= Nicaraguan Democratic Union =

The Nicaraguan Democratic Union (UDN, Unión Democrática Nicaragüense) was founded in late 1980 by José Francisco Cardenal, an early leader of the anti-Sandinista rebel movement that became known as the Nicaraguan Contras. The UDN was based in Miami, Florida, among its growing community of exiles from Nicaragua's middle class. It established an armed wing, the Nicaraguan Revolutionary Armed Forces (FARN, Fuerzas Armadas Revolucionarias Nicaragüenses).

The UDN attracted interest from the steadfastly anti-Sandinista Reagan Administration and also received limited funding from Argentina's military junta. However, they conditioned further aid on the UDN unifying its efforts with those of former National Guardsmen who had served the Somoza regime.

Cardenal accepted, creating a merged organization known as the Nicaraguan Democratic Force (FDN). Dissenters broke away over the issue and continued to call themselves the UDN-FARN. The FDN would grow into the dominant Contra organization, but Cardenal himself soon fell out of power after alienating his allies in the Contra movement. The breakaway UDN-FARN, under Fernando "El Negro" Chamorro, remained a small force throughout the war.

==UDN to FDN==
An armed wing, the Nicaraguan Revolutionary Armed Forces (FARN), was created under Edmundo Chamorro. Orlando Bolaños served as chief of staff, and by February 1981, Raúl Arana was in Tegucigalpa as coordinator of combat operations. Around May 1981, Edmundo Chamorro received $50,000 from the Argentine government.

On August 11, 1981, Raúl Arana and Orlando Bolaños from the UDN met with Legion leader Enrique Bermúdez in Guatemala City, and agreed to unite in a new organization, the Nicaraguan Democratic Force. The Chamorro brothers refused to accept the merger, and split off their faction, retaining the UDN-FARN name.

A three-man political commission was established for the FDN, with Cardenal as its coordinator, his ally Mariano Mendoza from the UDN, and Aristides Sánchez from the Legion. The FDN's executive committee in Miami also included many who had been involved in the UDN.

==Chamorro's UDN-FARN==
In April 1981, El Negro's old friend, Edén Pastora publicly made his break with the Sandinistas. The UDN-FARN became a founding member of the rebel organization that Pastora was forming in Costa Rica, the Democratic Revolutionary Alliance (ARDE), on September 23, 1981. However, Pastora and his advisers sought to initiate talks with the Sandinistas rather than immediately launching an armed struggle. By March, El Negro's impatience led him to break with Pastora and ally with the FDN.

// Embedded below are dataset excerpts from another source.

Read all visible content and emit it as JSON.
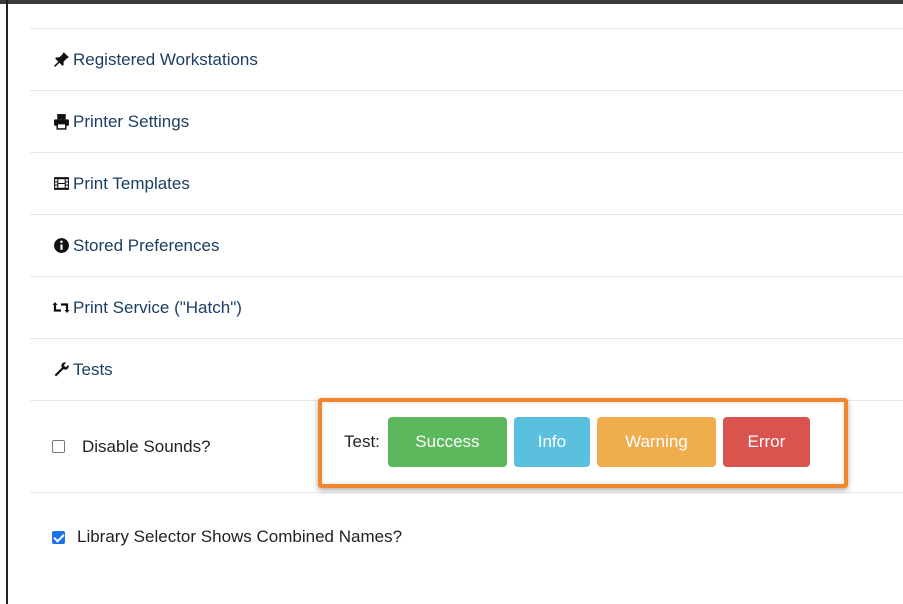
{
  "menu": [
    {
      "label": "Registered Workstations",
      "icon": "pushpin-icon"
    },
    {
      "label": "Printer Settings",
      "icon": "printer-icon"
    },
    {
      "label": "Print Templates",
      "icon": "film-icon"
    },
    {
      "label": "Stored Preferences",
      "icon": "info-circle-icon"
    },
    {
      "label": "Print Service (\"Hatch\")",
      "icon": "retweet-icon"
    },
    {
      "label": "Tests",
      "icon": "wrench-icon"
    }
  ],
  "sounds": {
    "checkbox_label": "Disable Sounds?",
    "checked": false,
    "test_label": "Test:",
    "buttons": [
      {
        "label": "Success",
        "color": "#5cb85c"
      },
      {
        "label": "Info",
        "color": "#5bc0de"
      },
      {
        "label": "Warning",
        "color": "#f0ad4e"
      },
      {
        "label": "Error",
        "color": "#d9534f"
      }
    ],
    "highlight_color": "#f5872a"
  },
  "library_selector": {
    "checkbox_label": "Library Selector Shows Combined Names?",
    "checked": true
  },
  "colors": {
    "link": "#1b3e63",
    "checkbox_checked": "#1a73e8"
  }
}
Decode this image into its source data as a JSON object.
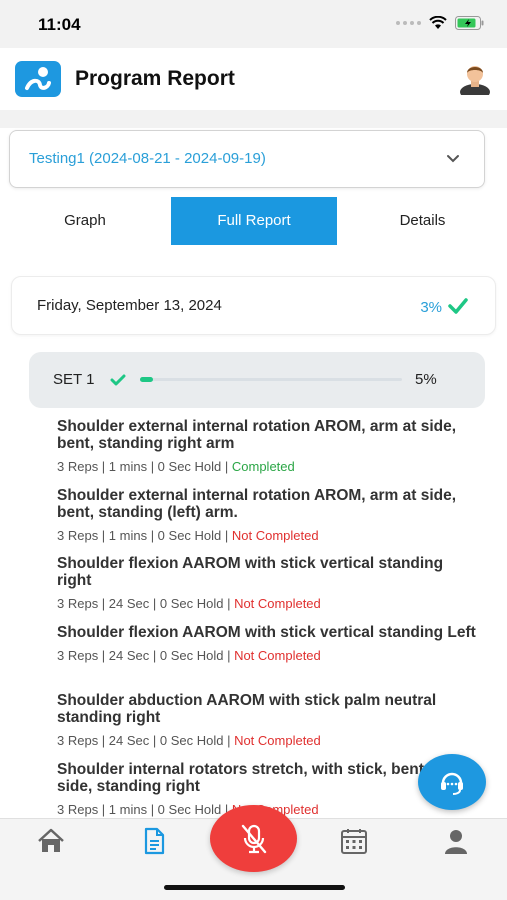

FARN's tiny force, estimated at thirty men, participated in the FDN's Operation Marathon in late September 1983. Despite instructions not to attack the border post at El Espino, which would have risked offending Honduran authorities who denied that Nicaraguan rebels were based on their soil, they did so. The fighting crossed over the border, leading the Honduran government to expel El Negro.

Back in Costa Rica, UDN-FARN joined the new rebel umbrella group, the United Nicaraguan Opposition (UNO), in June 1985. UNO/FARN began competing for the loyalties of Pastora's ARDE remnants. In early 1986, most of Pastora's commanders agreed to align with Chamorro, and in May, Pastora quit the struggle with a handful of remaining followers. However, FDN leaders were always ambivalent about supporting UNO/South. In January 1987, the Southern Front withdrew from UNO, citing broken promises. The Southern Front was brought back on board for the Nicaraguan Resistance in May.